Une tête pleine d’images doit se libérer par la parole, sinon elle risque d’éclater. Dans Un Roi sans divertissement , moins Langlois parle, plus il échappe à ses amis. Son mutisme est le signe avant-coureur de sa mort. En revanche, dans Les Récits de la demi-brigade, Martial qui est en quelque sorte la réincarnation de ce même Langlois601, échappe à cette situation dramatique parce qu’il ne cesse de parler, étant lui-même le narrateur de ses propres aventures.
Par ailleurs, tout comme la musique, le coup de feu ou l'explosion peut remplacer la parole. C'est ainsi que Djouan, le cousin poète dans « Le poète de la famille » s’exprime, comme on l’a vu, par l’explosion de la dynamite avant de partir.
La foudre qui frappe Bobi à la fin de Que Ma joie demeure (II, 777) est une sorte d’explosion qui annonce la fin de la parole chez ce personnage. Il se tait définitivement. Dans ce roman, c’est surtout Aurore qui garde le silence. Elle est cette « voix d’ombre » (II, 731) qui n’arrive pas à déclarer son amour à Bobi. Elle veut le faire : ‘« Mlle Aurore voulait voir Bobi. Lui parler. Le voir. L’entendre. Le toucher. Lui dire ... »’ (II, 699-700). Mais quand elle est avec lui, elle ne peut lui parler de ses sentiments. Et faute de pouvoir parler, elle se suicide d’un coup de fusil :
‘Aurore était tombée à la renverse. Elle s’était tiré un coup de fusil dans la bouche. Elle n’était plus une femme. Avec ses éclaboussures de cervelle et de sang rayonnantes autour d’elle, elle éclairait l’herbe et le monde comme un terrible soleil. (II, 752)’Cette scène a beaucoup de similitudes avec celle du suicide de Langlois à la fin d’Un Roi sans divertissement . Dans ce roman, l’explosion finale remplacerait également la parole impossible.
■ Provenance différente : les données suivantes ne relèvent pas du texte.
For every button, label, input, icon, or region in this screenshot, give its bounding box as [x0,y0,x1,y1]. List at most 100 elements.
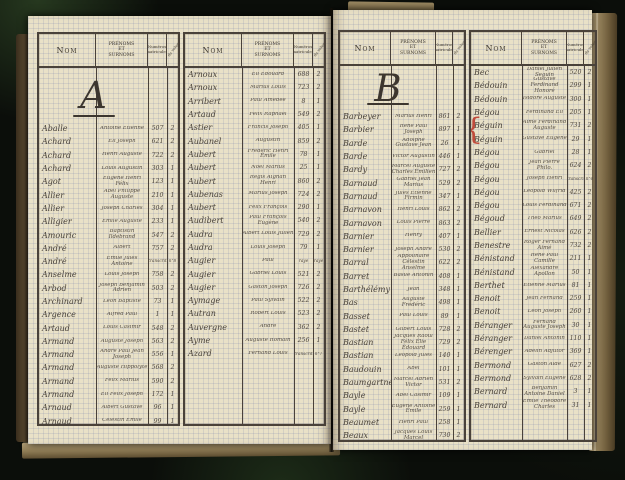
table-row: Bégoud Théo Marius 649 2 [471,212,595,225]
header-nom: Nom [471,32,522,64]
nom-text: Berthet [474,280,505,290]
cell-nom: Bermond [471,374,522,383]
cell-numero: 621 [151,138,164,146]
page-right: NomPrénoms et SurnomsNuméros matriculesN… [333,10,597,450]
cell-nom-text: Allier [42,191,64,200]
cell-numero: 861 [438,113,451,121]
column-rule [391,66,392,440]
cell-volume: 1 [587,268,592,276]
nom-text: André [42,257,67,267]
cell-numero: 507 [151,125,164,133]
table-row: Bastian Léopold Jules 140 1 [340,349,464,362]
nom-text: Basset [343,311,370,321]
cell-prenoms: Henri Louis [397,206,430,212]
cell-volume: 1 [456,405,461,413]
cell-prenoms: Jean Fernand [526,295,563,301]
table-row: Aubert Frédéric Henri Émile 78 1 [185,148,324,161]
cell-prenoms: Francis Joseph [247,125,289,130]
cell-prenoms: Basile Antonin [393,273,434,279]
cell-volume: 1 [316,244,321,251]
cell-nom-text: Agot [42,177,61,186]
cell-numero: 81 [571,281,580,289]
cell-nom: Berthet [471,281,522,290]
table-row: Beaumet Henri Paul 258 1 [340,416,464,429]
cell-nom: Autran [185,309,242,318]
nom-text: Beaumet [343,417,380,427]
cell-volume: 2 [587,374,592,382]
cell-numero: 726 [297,283,310,291]
cell-prenoms: Léon Baptiste [103,298,141,304]
cell-volume: 1 [316,204,321,212]
cell-prenoms: Daniel Antonin [524,335,565,341]
cell-prenoms: Émile Jules Antoine [106,255,138,267]
table-row: Bastet Gilbert Louis 728 2 [340,323,464,336]
table-row: Basset Paul Louis 89 1 [340,309,464,322]
nom-text: Bastet [343,324,369,334]
cell-volume: 2 [456,179,461,187]
cell-nom-text: Aballe [42,124,68,133]
cell-nom: André [39,244,96,253]
cell-nom: Bernard [471,401,522,410]
header-nom: Nom [39,34,96,66]
cell-nom-text: Beaumet [343,418,379,427]
cell-volume: 1 [587,135,592,143]
cell-volume: 2 [170,324,175,332]
nom-text: Audra [188,243,213,252]
table-row: Bégou Louis Ferdinand 671 2 [471,199,595,212]
cell-nom-red-underlined: Bégoud [474,214,505,224]
cell-nom-text: Augier [188,270,215,279]
cell-nom: Beaumet [340,418,391,427]
cell-numero: 258 [438,418,451,426]
cell-nom-red-underlined: Bégou [474,161,500,171]
cell-nom: Barnaud [340,179,391,188]
cell-nom-text: Bayle [343,405,365,414]
cell-nom-text: Aubenas [188,190,223,199]
nom-text: Benoit [474,307,501,317]
table-row: Bégou Joseph Henri transcrit n°4 [471,172,595,185]
cell-nom-text: Barnier [343,245,374,254]
cell-prenoms: Louis Joseph [104,272,140,278]
cell-nom: Achard [39,164,96,173]
cell-nom: Aubert [185,163,242,172]
cell-nom: Barnier [340,232,391,241]
table-row: Audibert Paul François Eugène 540 2 [185,214,324,227]
cell-nom: Armand [39,390,96,399]
table-body: Bec Daniel Julien Seguin 520 2 Bédouin Gustav… [471,66,595,440]
cell-numero: 425 [569,188,582,196]
cell-numero: 3 [573,388,578,396]
cell-nom-text: Aubert [188,177,216,186]
cell-prenoms: Félix Marius [104,378,140,384]
cell-volume: 1 [456,352,461,360]
cell-prenoms: Isidore Auguste [522,96,567,102]
cell-nom-text: Aubert [188,150,216,159]
nom-text: Béguin [474,134,503,144]
table-row: Archinard Léon Baptiste 73 1 [39,295,178,308]
cell-nom-text: Arnoux [188,83,217,92]
cell-numero: transcrit [294,351,313,356]
header-nom: Nom [340,32,391,64]
cell-prenoms: Abel Philippe Auguste [103,189,141,201]
cell-nom: Alligier [39,217,96,226]
nom-text: Artaud [42,323,70,333]
cell-prenoms: Roger Fernand Aimé [523,239,566,251]
cell-volume: 1 [587,295,592,303]
table-row: Aubert Félix François 290 1 [185,201,324,214]
column-group: NomPrénoms et SurnomsNuméros matriculesN… [338,30,466,442]
cell-nom-text: Bastian [343,351,373,360]
cell-numero: 446 [438,153,451,161]
table-row: Barnavon Henri Louis 862 2 [340,203,464,216]
nom-text: Barnaud [343,178,378,188]
cell-volume: 1 [587,388,592,396]
cell-prenoms: Eugène Henri Félix [102,176,142,187]
cell-nom-text: Bernard [474,387,507,396]
cell-nom-text: Aubanel [188,137,221,146]
cell-prenoms: Joseph Henri [526,176,563,182]
header-prenoms: Prénoms et Surnoms [522,32,567,64]
cell-nom: Benoit [471,307,522,316]
cell-nom-text: Barbeyer [343,112,380,121]
section-letter: B [340,66,436,110]
cell-nom-text: Autran [188,309,216,318]
cell-numero: 303 [151,165,164,173]
table-row: Alligier Émile Auguste 233 1 [39,215,178,228]
cell-numero: 1 [155,311,160,319]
Les deux coups de feu tirés par le Narrateur des Grands Chemins sur son ami l’Artiste remplacent la parole impossible avec lui et annoncent également la fin de la parole du Narrateur lui-même qui est sur le point de partir et donc se taire.
Nous nous inspirons de l’étude de Alan J. CLAYTON Pour une poétique de la parole chez Giono, Coll. « Situation », Lettres Modernes Minard, 1978.
C'est le seul passage de la nouvelle « La Belle hotesse », où soit reconnue l'identité de Martial et de Langlois. C'est un policier qui lui pose la question sur son nom :
« "Etes-vous le capitaine Langlois? Me demande-t-il à voix basse, en faisant mine de me tirer à l’écart. – Je le suis en effet" , répondis-je en restant ferme sur place. » ( V, 84).